La Corte per i reati gravi di Tirana ha condannato ad un totale di 126 anni di carcere, il cosiddetto "gruppo degli imam", accusati di "reclutamento di persone a fini di terrorismo", "addestramento per la realizzazione di atti terroristici" ed "incitamento all'odio".

In tutto sono 9 persone, arrestate nel marzo del 2014, tra cui due predicatori Bujar Hysa e Genci Balla che gestivano due moschee nei pressi di Tirana, che operavano al di fuori del controllo della comunità musulmana.

Hysa e Balla, insieme a Gerti Pashaj, considerati i capi della cellula sono stati condannati da 17-18 anni di reclusione. Il resto del gruppo invece ha ottenuto condanne da 7 a 16 anni di carcere. Secondo la procura albanese, la cellula ha reclutato ed inviato in Siria diversi cittadini albanesi, di religione musulmana, per essere arruolati da Al-Nusra e Isis.

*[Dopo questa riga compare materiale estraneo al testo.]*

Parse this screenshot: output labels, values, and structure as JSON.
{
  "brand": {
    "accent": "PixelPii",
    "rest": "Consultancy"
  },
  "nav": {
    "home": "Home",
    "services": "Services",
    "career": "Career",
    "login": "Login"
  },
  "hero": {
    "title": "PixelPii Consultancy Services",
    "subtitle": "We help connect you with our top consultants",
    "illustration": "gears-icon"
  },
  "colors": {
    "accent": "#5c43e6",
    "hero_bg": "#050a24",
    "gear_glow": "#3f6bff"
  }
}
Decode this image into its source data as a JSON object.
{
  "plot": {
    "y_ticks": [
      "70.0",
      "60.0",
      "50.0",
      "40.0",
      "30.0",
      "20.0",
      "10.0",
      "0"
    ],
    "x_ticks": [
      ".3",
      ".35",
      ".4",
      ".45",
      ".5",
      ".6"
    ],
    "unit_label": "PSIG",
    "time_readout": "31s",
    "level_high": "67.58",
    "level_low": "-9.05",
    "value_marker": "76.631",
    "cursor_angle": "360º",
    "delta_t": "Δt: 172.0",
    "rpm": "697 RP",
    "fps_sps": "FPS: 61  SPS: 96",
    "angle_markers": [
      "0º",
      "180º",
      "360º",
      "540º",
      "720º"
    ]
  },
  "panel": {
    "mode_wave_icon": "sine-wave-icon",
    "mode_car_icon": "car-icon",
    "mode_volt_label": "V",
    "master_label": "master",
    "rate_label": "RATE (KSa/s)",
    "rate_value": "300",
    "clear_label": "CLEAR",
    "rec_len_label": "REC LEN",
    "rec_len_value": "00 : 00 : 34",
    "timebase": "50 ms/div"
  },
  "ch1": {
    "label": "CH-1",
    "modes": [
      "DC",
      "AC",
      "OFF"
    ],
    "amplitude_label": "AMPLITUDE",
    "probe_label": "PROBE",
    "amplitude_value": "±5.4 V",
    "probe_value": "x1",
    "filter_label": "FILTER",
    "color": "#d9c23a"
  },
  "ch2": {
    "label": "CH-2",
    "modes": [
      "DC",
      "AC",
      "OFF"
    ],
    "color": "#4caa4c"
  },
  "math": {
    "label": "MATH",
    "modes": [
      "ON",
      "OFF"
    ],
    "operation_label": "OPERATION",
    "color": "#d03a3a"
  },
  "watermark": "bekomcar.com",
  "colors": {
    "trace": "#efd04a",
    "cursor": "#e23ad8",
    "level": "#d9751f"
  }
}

I nove imputati hanno respinto le accuse, mentre questa sera, a fine sentenza hanno minacciato i giudici, in aula dichiarando che "presto arriverà anche la vostra condanna". Dall'Albania sarebbero poco più di cento le persone coinvolte nei combattimenti in Siria a fianco delle organizzazioni terroristiche. Le autorità hanno rafforzato i controlli ed introdotti duri provvedimenti legislativi per i reati legati al terrorismo ed all'estremismo violento. Nel 2015, nessun albanese sarebbe partito per la Siria o l'Iraq.